Bumbling Mayor de Blasio Blames Fog, Fatigue for Tardiness to Memorial Service
From the “You Can’t Make This Stuff Up” Department…
On Thursday, New York City marked another somber anniversary. This time, it was about remembering the lives lost from the crash of American Airlines Flight 587 thirteen years ago that killed 265 people, including five on the ground. It is the second deadliest aviation crash involving an Airbus A300 in history. Since it happened shortly after 9/11, it often gets overlooked on a national media, but is covered every year by local NYC affiliates.
So you can only imagine the reaction when New York City Mayor Bill de Blasio showed up late for a moment of silence to mark the exact time (9:16 AM) the plane crashed.
Miriam Estrella lost five family members that day and was responsible for ringing the bell signifying the moment of silence. When 9:16 AM came, the mayor was nowhere to be found.
“They kept telling us, ‘Wait, he’s coming. He’s coming,’ and I said, no, we’re not waiting. We’re not going to wait for him for a moment of silence. It happened at a certain time. That’s the time that we have to toll the bells,” Estrella said.
So she went ahead and rang the bells anyway. Good for her.
What was Mr. de Blasio’s excuse? Hope you’re not eating or have any sharp objects around. Most of all, be sure to be sitting down. After blaming fog for hampering travel, he offered up this doozy:
“I was just not feeling well this morning. I had a very rough night. I woke up sluggish, and I should have gotten myself moving quicker…just woke up in the middle of the night and couldn’t get back to sleep and I felt really sluggish and off-kilter this morning.”
Well, when you put it that way…
“Everyone has had a rough night, but you have to do your job the right way,” Estrella said to him directly in response. Good for her again.
Bill de Blasio came into office by capturing 73 percent of the vote one year ago. He comes from the Elizabeth Warren wing of the Democratic Party and is soundly principled in that regard; he’s a hard-core liberal and proud of it, which is hard to find these days. The 53-year-old NYU graduate has even evaluated himself as a national voice (when no one else has), writing the following in the Huffington Post following his party’s decimation last week:
“This year, too many Democratic candidates lost sight of…core principles – opting instead to clip their progressive wings in deference to a conventional wisdom that says bold ideas aren’t politically practical. … Bold, progressive ideas win elections.”

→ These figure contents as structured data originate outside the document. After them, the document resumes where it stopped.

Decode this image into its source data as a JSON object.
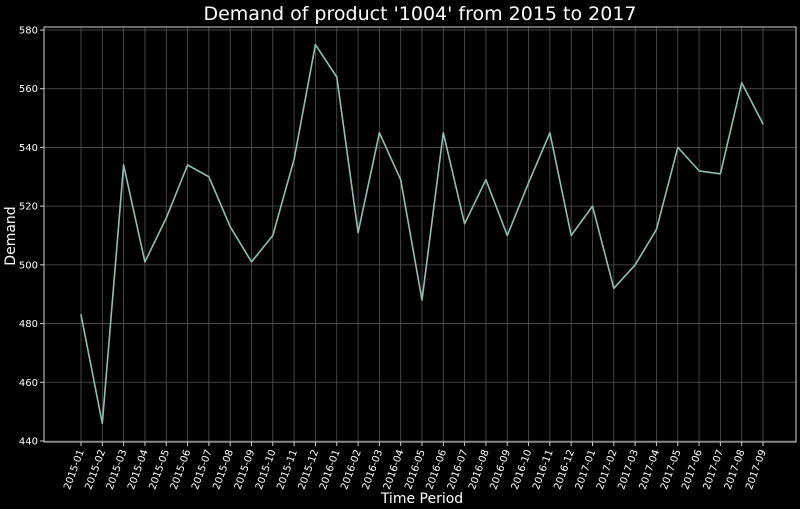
{
  "chart_data": {
    "type": "line",
    "title": "Demand of product '1004' from 2015 to 2017",
    "xlabel": "Time Period",
    "ylabel": "Demand",
    "ylim": [
      440,
      580
    ],
    "yticks": [
      440,
      460,
      480,
      500,
      520,
      540,
      560,
      580
    ],
    "grid": true,
    "legend": "none",
    "categories": [
      "2015-01",
      "2015-02",
      "2015-03",
      "2015-04",
      "2015-05",
      "2015-06",
      "2015-07",
      "2015-08",
      "2015-09",
      "2015-10",
      "2015-11",
      "2015-12",
      "2016-01",
      "2016-02",
      "2016-03",
      "2016-04",
      "2016-05",
      "2016-06",
      "2016-07",
      "2016-08",
      "2016-09",
      "2016-10",
      "2016-11",
      "2016-12",
      "2017-01",
      "2017-02",
      "2017-03",
      "2017-04",
      "2017-05",
      "2017-06",
      "2017-07",
      "2017-08",
      "2017-09"
    ],
    "series": [
      {
        "values": [
          483,
          446,
          534,
          501,
          516,
          534,
          530,
          513,
          501,
          510,
          536,
          575,
          564,
          511,
          545,
          529,
          488,
          545,
          514,
          529,
          510,
          528,
          545,
          510,
          520,
          492,
          500,
          512,
          540,
          532,
          531,
          562,
          548
        ]
      }
    ],
    "colors": {
      "background": "#000000",
      "line": "#8fbfb3",
      "grid": "#555555",
      "frame": "#cfcfcf",
      "text": "#ffffff"
    }
  }
}
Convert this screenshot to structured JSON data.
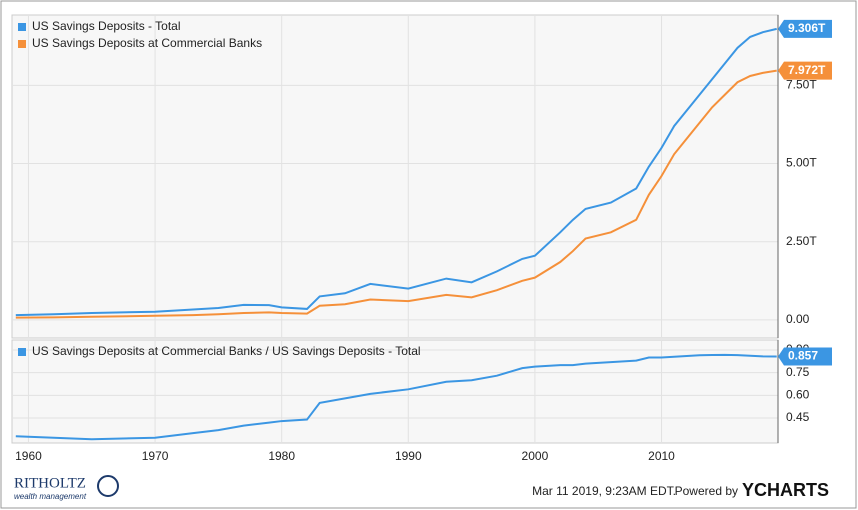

But for de Blasio to be lecturing anyone on how to go about governing is laughable in the eyes of even some the New Yorkers who voted for him. He may have captured 73 percent of the vote, but the bloom fell off the rose too soon thereafter via a series of missteps you can read about in a previous column here. Just four months after being elected in the aforementioned landslide, his approval rating fell to just 45 percent (Quinnipiac) and has stayed around the level since.
Bill de Blasio was late to a memorial service. Not the end of the world.
But instead of simply apologizing and begging for forgiveness, he offered up the kind of lame excuses a 7th grader does when late for class. A local CBS affiliate interviewed New Yorkers shortly thereafter:
“Rude.” “Disrespectful.” “Insulting.” Those were three ways to describe New York’s 109th Mayor’s actions yesterday morning. And those were the ones fit for print.
Yup, you really can’t make this stuff up.